友達から聞いた話。
彼女が中一の時、学校から家に帰る途中で空き地にしゃがみこんでるA君を見かけた。
A君は隣に住む小学一年の男の子で、弟のようにかわいがっていた。
近づいて見ると、水溜りを棒切れでじゃぶじゃぶかき回している。
「何してるの?」と声をかけると、「見ててね、面白いから」と言う。
どれどれ?と隣にしゃがみこむと、A君はかき混ぜる手を止めた。
荒れた水面が穏やかになるにつれ、写る景色の輪郭がハッキリとしてくる。
といっても写っているのは二人の顔と雲ぐらいだが。
すると「失敗だ」と言って、またかき混ぜはじめる。
何が失敗かも何が面白いのかも判らない。
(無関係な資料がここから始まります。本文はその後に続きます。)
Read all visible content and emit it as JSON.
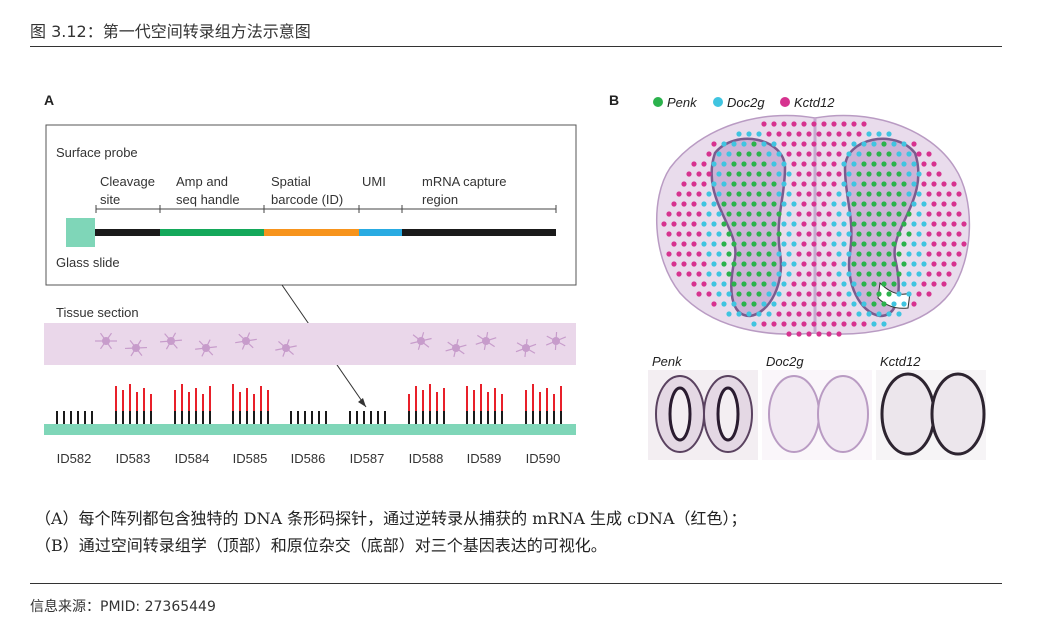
{
  "figure": {
    "title": "图 3.12：第一代空间转录组方法示意图"
  },
  "panel_a": {
    "label": "A",
    "surface_probe": "Surface probe",
    "segments": {
      "cleavage_l1": "Cleavage",
      "cleavage_l2": "site",
      "amp_l1": "Amp and",
      "amp_l2": "seq handle",
      "spatial_l1": "Spatial",
      "spatial_l2": "barcode (ID)",
      "umi": "UMI",
      "mrna_l1": "mRNA capture",
      "mrna_l2": "region"
    },
    "glass_slide": "Glass slide",
    "tissue_section": "Tissue section",
    "ids": [
      "ID582",
      "ID583",
      "ID584",
      "ID585",
      "ID586",
      "ID587",
      "ID588",
      "ID589",
      "ID590"
    ],
    "colors": {
      "slide": "#7fd6b8",
      "black": "#1a1a1a",
      "green": "#14a85a",
      "orange": "#f7941d",
      "blue": "#29abe2",
      "tissue": "#ead7ea",
      "red": "#e8202a"
    }
  },
  "panel_b": {
    "label": "B",
    "legend": [
      "Penk",
      "Doc2g",
      "Kctd12"
    ],
    "legend_colors": [
      "#2bb24c",
      "#40c4e0",
      "#d6338f"
    ],
    "insets": [
      "Penk",
      "Doc2g",
      "Kctd12"
    ]
  },
  "caption": {
    "line1": "（A）每个阵列都包含独特的 DNA 条形码探针，通过逆转录从捕获的 mRNA 生成 cDNA（红色）；",
    "line2": "（B）通过空间转录组学（顶部）和原位杂交（底部）对三个基因表达的可视化。"
  },
  "source": "信息来源：PMID: 27365449"
}
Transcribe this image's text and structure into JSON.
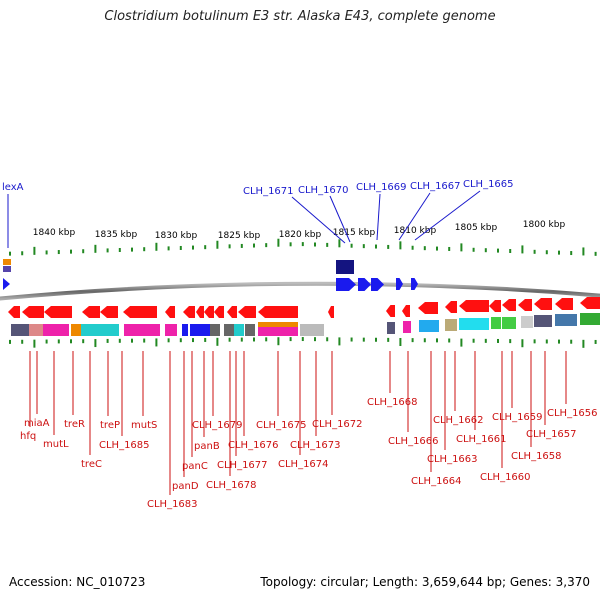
{
  "title": "Clostridium botulinum E3 str. Alaska E43, complete genome",
  "footer": {
    "accession": "Accession: NC_010723",
    "stats": "Topology: circular; Length: 3,659,644 bp; Genes: 3,370"
  },
  "colors": {
    "label_top": "#1a1acc",
    "label_bottom": "#cc1111",
    "tick": "#228822",
    "backbone": "#888888",
    "gene_arrow": "#ff1010"
  },
  "scale": {
    "unit": "kbp",
    "labels": [
      "1840 kbp",
      "1835 kbp",
      "1830 kbp",
      "1825 kbp",
      "1820 kbp",
      "1815 kbp",
      "1810 kbp",
      "1805 kbp",
      "1800 kbp"
    ]
  },
  "top_gene_labels": [
    "lexA",
    "CLH_1671",
    "CLH_1670",
    "CLH_1669",
    "CLH_1667",
    "CLH_1665"
  ],
  "bottom_gene_labels": [
    "miaA",
    "hfq",
    "mutL",
    "treR",
    "treC",
    "treP",
    "CLH_1685",
    "mutS",
    "CLH_1683",
    "panD",
    "panC",
    "panB",
    "CLH_1679",
    "CLH_1678",
    "CLH_1677",
    "CLH_1676",
    "CLH_1675",
    "CLH_1674",
    "CLH_1673",
    "CLH_1672",
    "CLH_1668",
    "CLH_1666",
    "CLH_1664",
    "CLH_1663",
    "CLH_1662",
    "CLH_1661",
    "CLH_1660",
    "CLH_1659",
    "CLH_1658",
    "CLH_1657",
    "CLH_1656"
  ]
}
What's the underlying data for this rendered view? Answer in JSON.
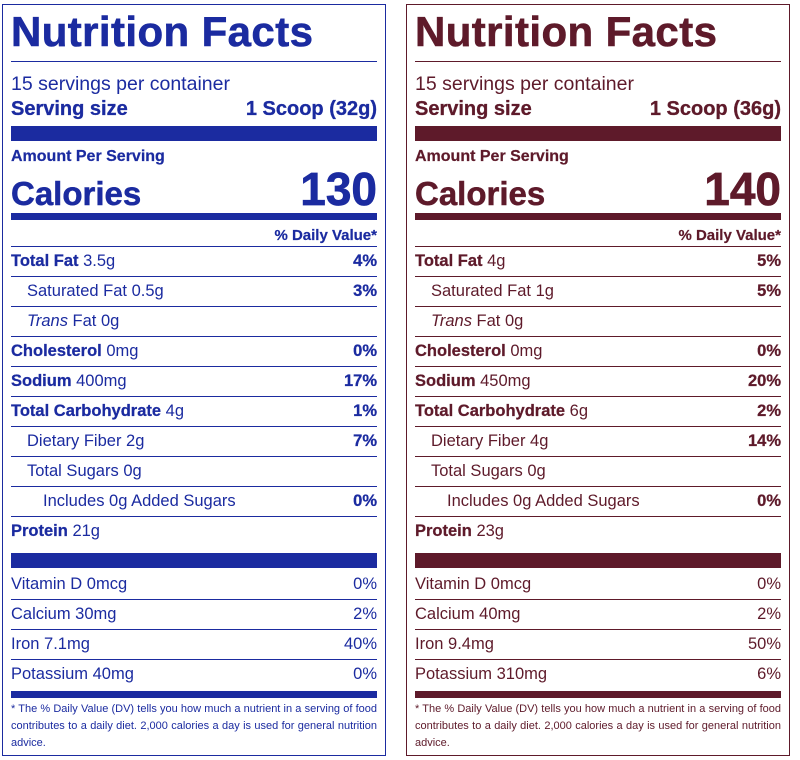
{
  "labels": [
    {
      "title": "Nutrition Facts",
      "servings": "15 servings per container",
      "serving_size_label": "Serving size",
      "serving_size_value": "1 Scoop (32g)",
      "amount_per_serving": "Amount Per Serving",
      "calories_label": "Calories",
      "calories_value": "130",
      "dv_header": "% Daily Value*",
      "nutrients": [
        {
          "name": "Total Fat",
          "amount": "3.5g",
          "dv": "4%"
        },
        {
          "name": "Saturated Fat",
          "amount": "0.5g",
          "dv": "3%"
        },
        {
          "name": "Trans",
          "amount": "Fat 0g",
          "dv": ""
        },
        {
          "name": "Cholesterol",
          "amount": "0mg",
          "dv": "0%"
        },
        {
          "name": "Sodium",
          "amount": "400mg",
          "dv": "17%"
        },
        {
          "name": "Total Carbohydrate",
          "amount": "4g",
          "dv": "1%"
        },
        {
          "name": "Dietary Fiber",
          "amount": "2g",
          "dv": "7%"
        },
        {
          "name": "Total Sugars",
          "amount": "0g",
          "dv": ""
        },
        {
          "name": "Includes 0g Added Sugars",
          "amount": "",
          "dv": "0%"
        },
        {
          "name": "Protein",
          "amount": "21g",
          "dv": ""
        }
      ],
      "vitamins": [
        {
          "name": "Vitamin D 0mcg",
          "dv": "0%"
        },
        {
          "name": "Calcium 30mg",
          "dv": "2%"
        },
        {
          "name": "Iron 7.1mg",
          "dv": "40%"
        },
        {
          "name": "Potassium 40mg",
          "dv": "0%"
        }
      ],
      "footnote": "* The % Daily Value (DV) tells you how much a nutrient in a serving of food contributes to a daily diet. 2,000 calories a day is used for general nutrition advice.",
      "color": "#1b2ba0"
    },
    {
      "title": "Nutrition Facts",
      "servings": "15 servings per container",
      "serving_size_label": "Serving size",
      "serving_size_value": "1 Scoop (36g)",
      "amount_per_serving": "Amount Per Serving",
      "calories_label": "Calories",
      "calories_value": "140",
      "dv_header": "% Daily Value*",
      "nutrients": [
        {
          "name": "Total Fat",
          "amount": "4g",
          "dv": "5%"
        },
        {
          "name": "Saturated Fat",
          "amount": "1g",
          "dv": "5%"
        },
        {
          "name": "Trans",
          "amount": "Fat 0g",
          "dv": ""
        },
        {
          "name": "Cholesterol",
          "amount": "0mg",
          "dv": "0%"
        },
        {
          "name": "Sodium",
          "amount": "450mg",
          "dv": "20%"
        },
        {
          "name": "Total Carbohydrate",
          "amount": "6g",
          "dv": "2%"
        },
        {
          "name": "Dietary Fiber",
          "amount": "4g",
          "dv": "14%"
        },
        {
          "name": "Total Sugars",
          "amount": "0g",
          "dv": ""
        },
        {
          "name": "Includes 0g Added Sugars",
          "amount": "",
          "dv": "0%"
        },
        {
          "name": "Protein",
          "amount": "23g",
          "dv": ""
        }
      ],
      "vitamins": [
        {
          "name": "Vitamin D 0mcg",
          "dv": "0%"
        },
        {
          "name": "Calcium 40mg",
          "dv": "2%"
        },
        {
          "name": "Iron 9.4mg",
          "dv": "50%"
        },
        {
          "name": "Potassium 310mg",
          "dv": "6%"
        }
      ],
      "footnote": "* The % Daily Value (DV) tells you how much a nutrient in a serving of food contributes to a daily diet. 2,000 calories a day is used for general nutrition advice.",
      "color": "#5e1a2a"
    }
  ]
}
その後も2回失敗が続く。
さすがに飽きてきて視線をよそに移していると、「あっ」とA君が言った。
すぐに視線を水溜りに戻すと、二人の頭の間に知らないおばさんの顔があった。
驚いて後ろを振り返るが誰もいない。
え?と思いまた水溜りをみると、まだおばさんの顔が映っている。
彼女は「怖い」と思う前に「なんで?」と思ったらしい。
その顔をよく見ると、無表情でなんというか色味がない。
やがてその顔は水溜りに沈んでいくかのように消えていった。
するとまたじゃぶじゃぶかき混ぜながら、「ちょっと成功」とA君が言った。
「ちょっとなの?」
「うん、さっきは三つ出た」
そこで初めて怖いと思った彼女は、「帰って一緒におやつ食べよう」と言って、A君の手を強引に引いて帰ったそうだ。
後の二つは何が写ったのかは怖くて聞けなかったそうだが、「あのおばさんの顔は多分遺影だった」と彼女は言った。